B4.Da.$$
Joey Bada$$
Ca fait maintenant près de trois ans que vous lisez partout que Joey Bada$$ va venir foutre un bon coup de pied dans la fourmilière du hip hop 2.0 avec son premier album. Après quelques mixtapes plus que prometteuses et bien entourées (les splendides 1999 et Summer Knights), on était en droit de penser que ce serait le cas, en postulant que ce petit gredin de 20 ans n'avait sorti jusqu'ici que le produit de tours de chauffe successifs. Pourtant, autant le dire direct, ce premier album n'est pas la révolution sonique qui avait été anticipée par le public. Si le principe d'une mixtape est de présenter l'étendue des talents et des influences d'un artiste avec un minimum de moyens financiers, sa première véritable œuvre doit donner l'impression qu'un travail plus conséquent a été fourni au point de vue de la composition et de la production.

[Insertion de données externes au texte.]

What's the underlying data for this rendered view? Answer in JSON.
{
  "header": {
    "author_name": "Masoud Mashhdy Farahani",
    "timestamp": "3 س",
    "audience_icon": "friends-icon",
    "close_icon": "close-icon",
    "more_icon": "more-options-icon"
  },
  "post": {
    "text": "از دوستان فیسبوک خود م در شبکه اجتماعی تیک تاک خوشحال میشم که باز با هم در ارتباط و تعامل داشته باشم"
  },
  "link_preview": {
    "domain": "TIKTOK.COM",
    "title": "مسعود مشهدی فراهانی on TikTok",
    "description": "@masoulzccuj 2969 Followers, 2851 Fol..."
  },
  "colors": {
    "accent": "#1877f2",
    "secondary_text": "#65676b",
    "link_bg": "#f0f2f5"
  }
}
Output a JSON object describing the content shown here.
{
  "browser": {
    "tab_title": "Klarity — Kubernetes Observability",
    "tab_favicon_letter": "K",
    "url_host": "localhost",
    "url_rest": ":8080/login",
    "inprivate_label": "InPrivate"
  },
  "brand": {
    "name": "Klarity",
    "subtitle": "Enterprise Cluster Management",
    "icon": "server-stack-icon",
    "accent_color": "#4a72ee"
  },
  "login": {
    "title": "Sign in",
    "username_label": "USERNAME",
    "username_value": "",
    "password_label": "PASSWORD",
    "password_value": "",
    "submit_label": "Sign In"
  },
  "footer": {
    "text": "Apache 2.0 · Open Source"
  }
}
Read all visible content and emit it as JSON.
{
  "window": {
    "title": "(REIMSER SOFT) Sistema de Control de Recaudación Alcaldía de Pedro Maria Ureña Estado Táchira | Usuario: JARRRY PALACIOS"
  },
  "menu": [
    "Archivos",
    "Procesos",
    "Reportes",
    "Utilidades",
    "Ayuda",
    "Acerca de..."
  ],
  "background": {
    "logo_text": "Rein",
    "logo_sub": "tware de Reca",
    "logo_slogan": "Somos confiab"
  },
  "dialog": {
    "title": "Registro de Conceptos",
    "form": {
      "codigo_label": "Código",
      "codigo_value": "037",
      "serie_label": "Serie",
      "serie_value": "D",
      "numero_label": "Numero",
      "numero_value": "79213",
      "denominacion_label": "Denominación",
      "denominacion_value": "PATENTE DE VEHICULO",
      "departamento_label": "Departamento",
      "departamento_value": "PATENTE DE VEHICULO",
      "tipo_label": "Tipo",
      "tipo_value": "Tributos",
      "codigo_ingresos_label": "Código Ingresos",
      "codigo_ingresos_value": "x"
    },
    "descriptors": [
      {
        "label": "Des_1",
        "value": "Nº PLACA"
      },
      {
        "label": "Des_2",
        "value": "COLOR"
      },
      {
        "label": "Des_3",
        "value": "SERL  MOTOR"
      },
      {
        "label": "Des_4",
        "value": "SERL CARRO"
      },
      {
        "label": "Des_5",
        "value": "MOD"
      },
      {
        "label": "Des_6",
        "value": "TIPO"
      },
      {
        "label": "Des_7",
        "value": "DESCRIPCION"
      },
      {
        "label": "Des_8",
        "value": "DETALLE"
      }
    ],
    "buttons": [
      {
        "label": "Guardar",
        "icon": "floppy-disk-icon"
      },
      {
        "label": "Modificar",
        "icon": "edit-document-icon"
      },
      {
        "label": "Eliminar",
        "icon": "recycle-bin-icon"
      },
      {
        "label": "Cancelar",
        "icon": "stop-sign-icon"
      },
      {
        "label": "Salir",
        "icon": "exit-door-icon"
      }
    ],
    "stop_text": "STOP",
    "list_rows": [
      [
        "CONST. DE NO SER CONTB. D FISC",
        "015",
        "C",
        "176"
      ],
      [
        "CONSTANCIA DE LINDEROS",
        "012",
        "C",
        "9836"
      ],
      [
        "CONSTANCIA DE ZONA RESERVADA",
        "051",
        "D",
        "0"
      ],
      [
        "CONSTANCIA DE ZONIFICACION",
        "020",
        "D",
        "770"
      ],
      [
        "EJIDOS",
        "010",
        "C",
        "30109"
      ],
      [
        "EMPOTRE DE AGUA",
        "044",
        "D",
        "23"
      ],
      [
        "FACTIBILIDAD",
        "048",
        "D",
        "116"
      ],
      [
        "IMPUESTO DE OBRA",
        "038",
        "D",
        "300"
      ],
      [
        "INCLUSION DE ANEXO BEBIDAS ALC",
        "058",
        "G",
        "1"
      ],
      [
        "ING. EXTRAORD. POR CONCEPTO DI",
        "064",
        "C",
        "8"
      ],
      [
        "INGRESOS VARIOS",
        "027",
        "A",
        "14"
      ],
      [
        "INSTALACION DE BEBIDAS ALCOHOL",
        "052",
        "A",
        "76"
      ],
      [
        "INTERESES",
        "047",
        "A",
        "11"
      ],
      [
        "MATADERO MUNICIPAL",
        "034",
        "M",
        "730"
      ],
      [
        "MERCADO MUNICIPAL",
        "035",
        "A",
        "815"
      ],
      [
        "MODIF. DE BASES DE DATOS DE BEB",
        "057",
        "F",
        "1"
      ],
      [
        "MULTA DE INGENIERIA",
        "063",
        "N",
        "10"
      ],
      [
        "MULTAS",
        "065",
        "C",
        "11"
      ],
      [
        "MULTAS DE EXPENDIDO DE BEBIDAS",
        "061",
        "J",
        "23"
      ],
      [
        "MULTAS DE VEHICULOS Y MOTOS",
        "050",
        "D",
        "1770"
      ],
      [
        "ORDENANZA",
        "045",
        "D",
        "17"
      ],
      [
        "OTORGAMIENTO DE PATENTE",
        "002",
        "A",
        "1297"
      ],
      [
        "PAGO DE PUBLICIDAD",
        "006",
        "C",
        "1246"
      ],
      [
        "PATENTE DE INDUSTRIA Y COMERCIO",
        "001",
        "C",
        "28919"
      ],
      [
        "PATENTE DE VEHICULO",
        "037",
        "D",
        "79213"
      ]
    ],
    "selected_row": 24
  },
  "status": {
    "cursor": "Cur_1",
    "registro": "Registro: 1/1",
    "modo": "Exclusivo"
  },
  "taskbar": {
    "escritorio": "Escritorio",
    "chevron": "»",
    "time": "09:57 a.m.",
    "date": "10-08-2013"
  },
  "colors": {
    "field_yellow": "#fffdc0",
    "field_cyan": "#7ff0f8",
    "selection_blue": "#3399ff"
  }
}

Bizarrement, ce n'est pas ce qu'on ressent à l'écoute de B4.Da.$$ (comprendre "Before The Money"), un disque foutrement maîtrisé mais qui laisse tout de même un certain goût de trop peu si l'on s'attend à recevoir en pleine gueule une pelletée de titres destinés à devenir des classiques.
Alors OK, B4.Da.$$ ne passera pas le test du temps et n'est pas le skeud miraculeux qui fera taire les prétentions du grime ou de Kanye "Yeezus" West. Mais après tout, on s'en tape. Si on se concentre juste sur la musique, sur les sensations qu'on a dans les jambes et dans le bide lorsqu'on entend Joey enchaîner les assonances dès le début du premier titre "Save The Children", ("Shit gets on scarier/I'm never in fear/Juste a little inferior in some areas/ I share wisdom with Summerians") on comprend qu'on est en présence d'un rapeur qui s'inscrit dans la plus pure tradition old school new-yorkaise. Celle d'un Nas, d'un Notorious, d'un Big L. Celle d'un poète urbain qui manie admirablement le verbe avec une fausse nonchalance et une vraie arrogance, chose que ses précédentes mixtapes et son travail au sein du collectif Pro Era laissaient déjà poindre. Le réel apport de ce premier album, c'est surtout cette voix désormais mature, précise et convaincue, aux inflexions rappelant par moments les toasters jamaïcains. Et qu'importe si les instrus jazzy semblent périodiquement convenus, comme si ceux-ci étaient systématiquement extraits du même album de Grover Washington Jr., grésillements de vinyle en prime. Tant pis également si l'on aurait préféré que la production prenne un peu plus de risque pour ce disque tant attendu par le public et la presse. La virtuosité lyrique de la Racaille sauve le tout, empêchant le navire de couler à chaque cabriole rhétorique. Un autre point à souligner est cette aptitude à survoler le beat et à redéfinir les lois de la gravité rythmique, comme on peut le constater à l'écoute du single "No. 99" produit par Statik Selektah. On y entend une batterie- samplant vraisemblablement celle de "Little Miss Lover" de Jimi Hendrix- savamment déconstruite tandis que Joey bombe le torse en lançant des "What's my name, what's my name ?", comme s'il était conscient que ce titre le place dans la une certaine généalogie d'artistes biberonnés à Brand Nubian et A Tribe Called Quest.
Merde, le type nous vient quand même de Brooklyn. Comme Kendrick Lamar avec Compton, ce poids géographique pouvait être pesant, mais on décèle dans son ton une aisance et un calme d'une implacable insolence, comme l'air de dire "Je suis LE truc, ma gueule, alors tu vas faire quoi ?" Rien, mon vieux. On est juste abasourdis et on a pas assez mains pour applaudir, continue à balancer ta purée et on n'ose même pas imaginer à quoi va ressembler l'album de tes 27 piges.